I have a Apache2 server installed running with php and suhosin. The php session are handled with Zend_Session and stored in database. Suhosin is configured to encrypt session data before saving it to the database.
While apache2 is running after a
/etc/init.d/apache2 start
everything work fine until I ask apache2 to reload using
/etc/init.d/apache2 reload
It seems that suhosin is not loaded correctly, and does not handle session data encryption anymore.
eg:
-before reload
mz0NTT8tcqaa4BIuBniVnVCMNjiwllLIds-cPt3KcMvyOHTktQmuYjgfAM3UMbVkVbsKnioUxPwjqaDIORSRlDnL5Q-W6iS8AoilOPwDUuUdtYjkbKskJpv62R9q
-after reload
language|a:2:{s:10:"locale";s:5:"en_EN";s:12:"language";s:2:"en";}
if apache is restarted sessions data are crypted again.

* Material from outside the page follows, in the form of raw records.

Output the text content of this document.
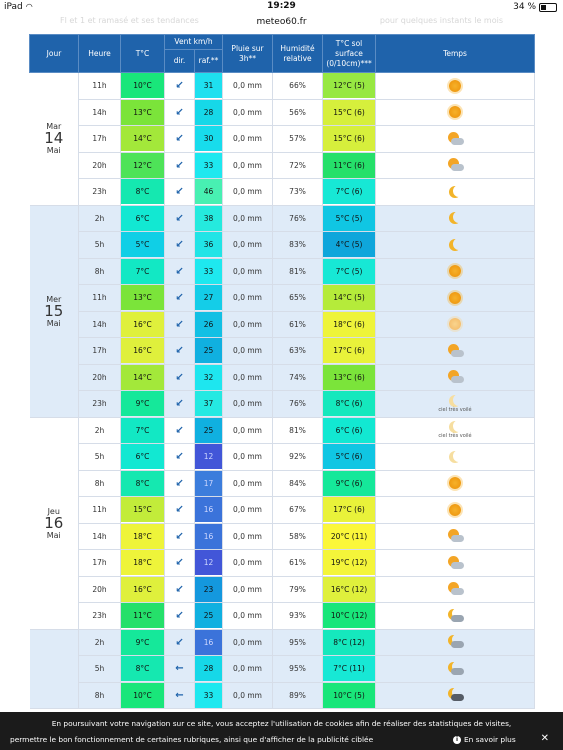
iPad ◠	19:29	34 %
Fl et 1 et ramasé et ses tendances	meteo60.fr	pour quelques instants le mois
Jour	Heure	T°C	Vent km/h		Pluie sur 3h**	Humidité relative	T°C sol surface (0/10cm)***	Temps
			dir.	raf.**				

Mar
14
Mai	11h	10°C	↙	31	0,0 mm	66%	12°C (5)	

	14h	13°C	↙	28	0,0 mm	56%	15°C (6)	

	17h	14°C	↙	30	0,0 mm	57%	15°C (6)	

	20h	12°C	↙	33	0,0 mm	72%	11°C (6)	

	23h	8°C	↙	46	0,0 mm	73%	7°C (6)	

Mer
15
Mai	2h	6°C	↙	38	0,0 mm	76%	5°C (5)	

	5h	5°C	↙	36	0,0 mm	83%	4°C (5)	

	8h	7°C	↙	33	0,0 mm	81%	7°C (5)	

	11h	13°C	↙	27	0,0 mm	65%	14°C (5)	

	14h	16°C	↙	26	0,0 mm	61%	18°C (6)	

	17h	16°C	↙	25	0,0 mm	63%	17°C (6)	

	20h	14°C	↙	32	0,0 mm	74%	13°C (6)	

	23h	9°C	↙	37	0,0 mm	76%	8°C (6)	ciel très voilé

Jeu
16
Mai	2h	7°C	↙	25	0,0 mm	81%	6°C (6)	ciel très voilé

	5h	6°C	↙	12	0,0 mm	92%	5°C (6)	

	8h	8°C	↙	17	0,0 mm	84%	9°C (6)	

	11h	15°C	↙	16	0,0 mm	67%	17°C (6)	

	14h	18°C	↙	16	0,0 mm	58%	20°C (11)	

	17h	18°C	↙	12	0,0 mm	61%	19°C (12)	

	20h	16°C	↙	23	0,0 mm	79%	16°C (12)	

	23h	11°C	↙	25	0,0 mm	93%	10°C (12)	

	2h	9°C	↙	16	0,0 mm	95%	8°C (12)	

	5h	8°C	←	28	0,0 mm	95%	7°C (11)	

	8h	10°C	←	33	0,0 mm	89%	10°C (5)	

En poursuivant votre navigation sur ce site, vous acceptez l'utilisation de cookies afin de réaliser des statistiques de visites,
permettre le bon fonctionnement de certaines rubriques, ainsi que d'afficher de la publicité ciblée	i En savoir plus ✕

Here are the versions og the OS, apache2, php and suhosin I have:
squeeze/sid
Server version: Apache/2.2.17 (Ubuntu)
Server built: Feb 22 2011 18:33:02
PHP 5.3.5-1ubuntu7.2 with Suhosin-Patch (cli) (built: May 2 2011 23:18:30)

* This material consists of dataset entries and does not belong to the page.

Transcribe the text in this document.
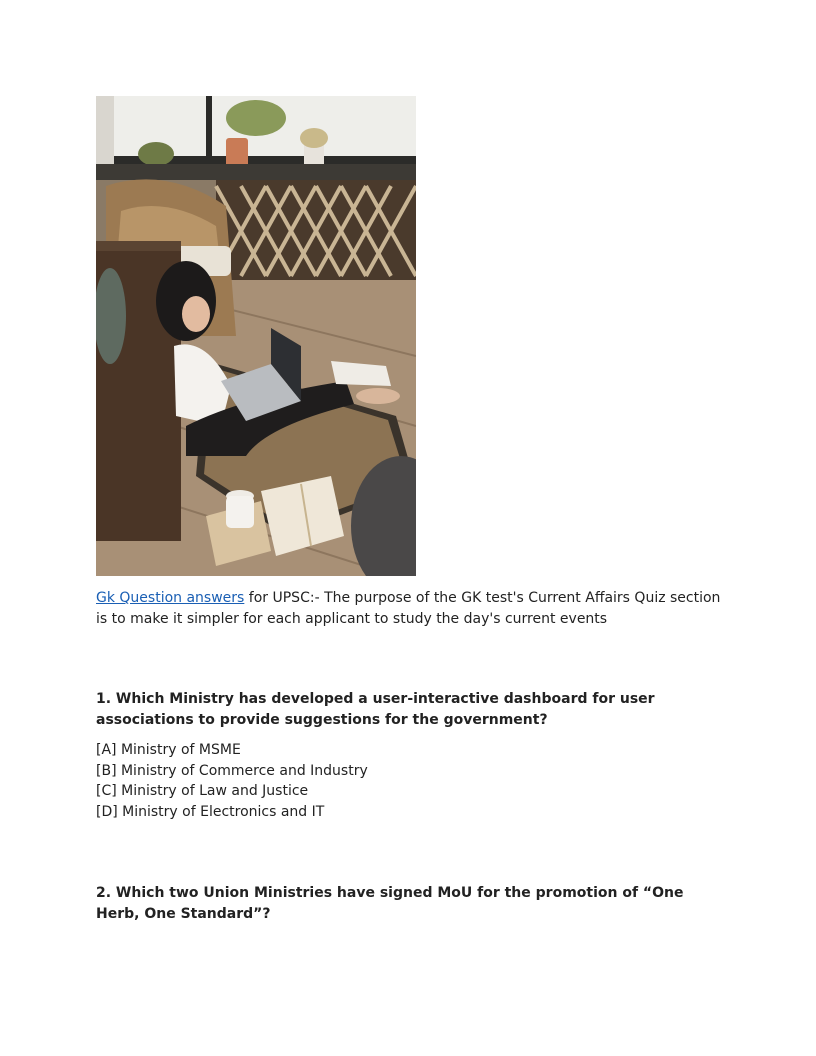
Gk Question answers for UPSC:- The purpose of the GK test's Current Affairs Quiz section is to make it simpler for each applicant to study the day's current events

1. Which Ministry has developed a user-interactive dashboard for user associations to provide suggestions for the government?

[A] Ministry of MSME
[B] Ministry of Commerce and Industry
[C] Ministry of Law and Justice
[D] Ministry of Electronics and IT

2. Which two Union Ministries have signed MoU for the promotion of “One Herb, One Standard”?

Copyright (c) 1997-2009 The PHP Group
Zend Engine v2.3.0, Copyright (c) 1998-2010 Zend Technologies
with Xdebug v2.1.0, Copyright (c) 2002-2010, by Derick Rethans
with Suhosin v0.9.32.1, Copyright (c) 2007-2010, by SektionEins GmbH
Does anyone have faced the same issue? Any help on this would be very appreciated.
Thank you
I Finally found the solution. My apache was configured with suhosin and Xdebug. It seems that desactivating Xdebug allow suhosin to reload correctly while reloading apache.